Prostaglandin E2-EP2/EP4 signaling induces immunosuppression in human cancer by impairing bioenergetics and ribosome biogenesis in immune cells

While prostaglandin E 2 (PGE 2 ) is produced in human tumor microenvironment (TME), its role therein remains poorly understood. Here, we examine this issue by comparative single-cell RNA sequencing of immune cells infiltrating human cancers and syngeneic tumors in female mice. PGE receptors EP4 and EP2 are expressed in lymphocytes and myeloid cells, and their expression is associated with the downregulation of oxidative phosphorylation (OXPHOS) and MYC targets, glycolysis and ribosomal proteins (RPs). Mechanistically, CD8 + T cells express EP4 and EP2 upon TCR activation, and PGE 2 blocks IL-2-STAT5 signaling by downregulating Il2ra , which downregulates c-Myc and PGC-1 to decrease OXPHOS, glycolysis, and RPs, impairing migration, expansion, survival, and antitumor activity.
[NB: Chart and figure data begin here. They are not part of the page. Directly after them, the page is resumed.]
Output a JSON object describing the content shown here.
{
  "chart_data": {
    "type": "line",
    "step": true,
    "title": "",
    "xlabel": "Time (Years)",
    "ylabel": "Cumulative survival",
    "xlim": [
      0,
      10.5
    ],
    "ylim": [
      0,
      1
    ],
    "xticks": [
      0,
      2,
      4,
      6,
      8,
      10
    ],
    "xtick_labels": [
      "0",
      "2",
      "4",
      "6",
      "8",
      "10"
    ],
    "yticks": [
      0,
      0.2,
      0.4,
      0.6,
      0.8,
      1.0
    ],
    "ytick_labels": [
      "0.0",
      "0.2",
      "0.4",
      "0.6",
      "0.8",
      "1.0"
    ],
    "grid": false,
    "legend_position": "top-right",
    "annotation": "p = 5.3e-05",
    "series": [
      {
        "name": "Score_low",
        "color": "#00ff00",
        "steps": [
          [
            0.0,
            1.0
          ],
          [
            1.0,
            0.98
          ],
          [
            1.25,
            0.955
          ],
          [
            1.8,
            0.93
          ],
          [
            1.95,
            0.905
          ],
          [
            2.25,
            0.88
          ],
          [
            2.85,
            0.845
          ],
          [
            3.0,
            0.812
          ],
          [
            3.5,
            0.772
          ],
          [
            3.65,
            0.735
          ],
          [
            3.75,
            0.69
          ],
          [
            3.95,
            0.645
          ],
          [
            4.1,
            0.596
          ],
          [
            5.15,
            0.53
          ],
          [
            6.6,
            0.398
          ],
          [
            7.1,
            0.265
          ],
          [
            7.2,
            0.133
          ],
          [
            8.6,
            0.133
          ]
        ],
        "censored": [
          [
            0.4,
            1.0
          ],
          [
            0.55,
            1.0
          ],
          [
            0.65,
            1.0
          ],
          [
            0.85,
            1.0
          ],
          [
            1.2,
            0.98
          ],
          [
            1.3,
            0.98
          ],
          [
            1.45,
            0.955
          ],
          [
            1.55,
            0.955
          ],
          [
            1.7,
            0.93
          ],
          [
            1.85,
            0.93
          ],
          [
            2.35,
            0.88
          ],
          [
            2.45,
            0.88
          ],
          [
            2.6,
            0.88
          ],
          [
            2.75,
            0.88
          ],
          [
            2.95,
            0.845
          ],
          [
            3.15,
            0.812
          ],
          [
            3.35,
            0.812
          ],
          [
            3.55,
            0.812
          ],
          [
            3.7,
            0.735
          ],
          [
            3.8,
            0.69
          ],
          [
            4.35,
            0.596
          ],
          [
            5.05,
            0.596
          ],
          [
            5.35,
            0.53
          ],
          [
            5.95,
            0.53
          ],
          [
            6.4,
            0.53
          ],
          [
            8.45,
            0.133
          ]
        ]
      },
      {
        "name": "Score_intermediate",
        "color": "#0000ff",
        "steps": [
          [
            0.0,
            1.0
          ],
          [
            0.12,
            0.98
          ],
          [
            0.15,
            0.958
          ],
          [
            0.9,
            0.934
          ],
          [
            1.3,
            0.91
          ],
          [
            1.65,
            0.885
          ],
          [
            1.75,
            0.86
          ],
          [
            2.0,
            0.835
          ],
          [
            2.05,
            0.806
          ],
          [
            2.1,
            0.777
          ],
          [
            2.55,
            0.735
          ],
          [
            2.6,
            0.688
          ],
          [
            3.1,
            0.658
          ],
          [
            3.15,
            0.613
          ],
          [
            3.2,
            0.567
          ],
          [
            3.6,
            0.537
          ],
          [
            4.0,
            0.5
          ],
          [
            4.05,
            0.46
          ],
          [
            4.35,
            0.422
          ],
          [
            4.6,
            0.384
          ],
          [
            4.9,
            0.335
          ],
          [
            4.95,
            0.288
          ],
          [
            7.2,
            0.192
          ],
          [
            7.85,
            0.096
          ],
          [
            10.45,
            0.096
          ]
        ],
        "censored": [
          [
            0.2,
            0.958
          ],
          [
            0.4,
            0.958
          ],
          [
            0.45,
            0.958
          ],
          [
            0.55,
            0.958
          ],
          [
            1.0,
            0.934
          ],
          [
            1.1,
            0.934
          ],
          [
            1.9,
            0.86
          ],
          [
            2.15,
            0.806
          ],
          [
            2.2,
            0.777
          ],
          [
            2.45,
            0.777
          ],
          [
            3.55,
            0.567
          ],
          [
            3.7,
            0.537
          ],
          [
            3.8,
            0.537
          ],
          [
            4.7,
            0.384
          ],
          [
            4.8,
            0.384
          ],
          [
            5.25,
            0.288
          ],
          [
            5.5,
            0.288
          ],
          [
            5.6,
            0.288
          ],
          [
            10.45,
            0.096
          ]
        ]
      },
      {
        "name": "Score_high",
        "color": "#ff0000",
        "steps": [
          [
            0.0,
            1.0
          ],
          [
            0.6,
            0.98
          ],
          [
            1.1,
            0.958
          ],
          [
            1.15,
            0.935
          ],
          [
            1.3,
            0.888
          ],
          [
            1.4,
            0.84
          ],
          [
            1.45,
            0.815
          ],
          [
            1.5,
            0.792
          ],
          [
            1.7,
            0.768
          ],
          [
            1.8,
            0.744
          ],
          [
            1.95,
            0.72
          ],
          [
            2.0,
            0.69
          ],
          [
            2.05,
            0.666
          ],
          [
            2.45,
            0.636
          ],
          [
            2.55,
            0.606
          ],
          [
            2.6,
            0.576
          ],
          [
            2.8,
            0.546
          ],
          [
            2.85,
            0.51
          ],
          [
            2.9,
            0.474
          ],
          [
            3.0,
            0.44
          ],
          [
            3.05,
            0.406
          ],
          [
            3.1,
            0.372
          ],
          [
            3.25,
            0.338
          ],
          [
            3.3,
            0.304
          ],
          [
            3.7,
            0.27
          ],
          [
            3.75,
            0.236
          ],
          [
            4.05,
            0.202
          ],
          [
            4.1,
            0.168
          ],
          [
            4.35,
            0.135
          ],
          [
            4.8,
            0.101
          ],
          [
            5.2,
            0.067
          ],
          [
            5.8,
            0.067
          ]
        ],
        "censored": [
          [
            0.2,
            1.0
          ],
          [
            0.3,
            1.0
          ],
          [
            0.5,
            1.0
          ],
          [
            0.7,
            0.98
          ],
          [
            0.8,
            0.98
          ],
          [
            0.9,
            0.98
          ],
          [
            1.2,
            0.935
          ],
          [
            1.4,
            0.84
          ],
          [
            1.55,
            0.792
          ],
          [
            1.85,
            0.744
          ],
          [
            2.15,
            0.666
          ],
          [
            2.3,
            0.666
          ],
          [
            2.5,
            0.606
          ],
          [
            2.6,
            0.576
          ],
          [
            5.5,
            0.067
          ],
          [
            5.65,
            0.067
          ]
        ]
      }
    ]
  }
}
Similarly, EP4 and EP2 are induced upon macrophage activation, and PGE 2 downregulates c-Myc and OXPHOS in M1-like macrophages. These results suggest that PGE 2 -EP4/EP2 signaling impairs both adaptive and innate immunity in TME by hampering bioenergetics and ribosome biogenesis of tumor-infiltrating immune cells. Mechanisms of prostaglandin E2 (PGE2)-mediated immunosuppression in the tumor microenvironment (TME) have been previously reported. Here, the authors profile PGE2 functions in human cancer, suggesting that prostaglandin E2-mediated signaling impairs the activity of human CD8+ T cells and macrophages by altering bioenergetics and ribosome biogenesis.